Scared of the prospects of closure, a group of employees formed a new union, met Saroj Goenka, wife of the late B D Goenka, son of RNG, in Chennai, and agreed to work. In the process, some 15 leaders of the other union, including Sebastian Paul, had to resign. Anantaraman thus ensured the cleansing of Kochi edition of the legacy of strikes for a long time till a strike crippled it in the mid-2000s.
When T J S George took over as editorial advisor in the late 1980s in the South, it was a badly designed paper. T J S streamlined it and introduced the system of dummy for page layout. In Bangalore at first, there was protest over the new system as pages were made till then by the ignorant press workers as they fancied. When T J S came to Kochi after Anantaraman left, he was surprised to find that Kochi already was following a dummy system for page one.
That was the contribution of Anathakrishna Pilla, as he had come from Bombay edition. And everyone on the desk learnt that skill from him. He was also a grammarian and we juniors learnt a lot from him. But Anantaraman was not impressed and said, if grammar was what mattered in journalism, he could as well appoint a college professor for the job. But even he had to concede the ground to Pilla sometimes as far as grammar was concerned.
The Kochi desk somehow had earned the dubious distinction as a den of conspiracies and backbiting and that reputation was erased by M K Das, the new Resident Editor. It was under his stewardship that Express launched the Trivandrum and Kozhikode editions.
Express had a reputation of giving dynamic, subtle and bold headings. Here is an instance: in the Karunakaran ministry in the 1980s, K P Ramachandran Nair of NDP was the health minister. There was some row over his handling of the portfolio and he was divested of it for some time. It was announced that he was advised rest on health grounds.

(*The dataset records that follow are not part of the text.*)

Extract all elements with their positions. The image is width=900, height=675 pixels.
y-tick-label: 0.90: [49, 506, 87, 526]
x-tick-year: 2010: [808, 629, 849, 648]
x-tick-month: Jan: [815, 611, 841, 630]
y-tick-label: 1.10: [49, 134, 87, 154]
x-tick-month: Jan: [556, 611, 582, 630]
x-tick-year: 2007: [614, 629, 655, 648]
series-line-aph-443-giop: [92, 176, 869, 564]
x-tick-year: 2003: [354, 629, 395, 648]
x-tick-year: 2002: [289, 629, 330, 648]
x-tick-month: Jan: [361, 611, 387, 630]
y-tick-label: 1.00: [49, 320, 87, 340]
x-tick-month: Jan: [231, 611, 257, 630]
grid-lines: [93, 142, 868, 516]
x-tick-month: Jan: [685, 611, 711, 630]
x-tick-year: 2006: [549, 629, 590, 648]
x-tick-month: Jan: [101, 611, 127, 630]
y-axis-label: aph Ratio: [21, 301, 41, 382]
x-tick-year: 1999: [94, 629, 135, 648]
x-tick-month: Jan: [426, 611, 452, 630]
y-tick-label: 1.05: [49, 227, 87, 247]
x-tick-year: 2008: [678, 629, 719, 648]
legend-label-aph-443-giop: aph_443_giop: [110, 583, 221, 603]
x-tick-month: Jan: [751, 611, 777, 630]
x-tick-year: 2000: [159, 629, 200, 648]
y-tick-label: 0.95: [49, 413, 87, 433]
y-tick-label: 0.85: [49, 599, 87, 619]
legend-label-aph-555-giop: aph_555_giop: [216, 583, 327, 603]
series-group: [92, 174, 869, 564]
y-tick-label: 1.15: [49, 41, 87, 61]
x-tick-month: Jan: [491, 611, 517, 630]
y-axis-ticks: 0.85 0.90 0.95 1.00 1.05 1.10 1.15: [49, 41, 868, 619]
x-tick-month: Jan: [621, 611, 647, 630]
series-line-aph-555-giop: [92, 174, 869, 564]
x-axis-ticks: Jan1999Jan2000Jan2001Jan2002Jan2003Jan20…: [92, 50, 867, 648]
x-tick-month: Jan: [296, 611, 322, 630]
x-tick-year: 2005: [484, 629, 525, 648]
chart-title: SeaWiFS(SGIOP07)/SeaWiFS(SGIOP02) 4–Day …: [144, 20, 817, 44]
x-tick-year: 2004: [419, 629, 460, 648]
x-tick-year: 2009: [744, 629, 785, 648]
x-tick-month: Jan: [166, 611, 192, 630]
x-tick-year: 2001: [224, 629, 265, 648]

After the issues were settled, the portfolio was given back to him.
When the report came, the then News Editor went through it and suggested a page one heading: ‘Ramachandran regains health portfolio.’ But I amended it to ‘Ramachandran regains Health’ with a capital H, saying it would mean both his health and the portfolio and by implication, the wranglings behind the whole thing.
In the next week’s Kala Kaumudi magazine, the venerable critic M Krishnan Nair wrote an elaborate article on how much he enjoyed reading the heading and on the art of writing headings to brighten the reports. Then only I realised how a heading could have that much impact.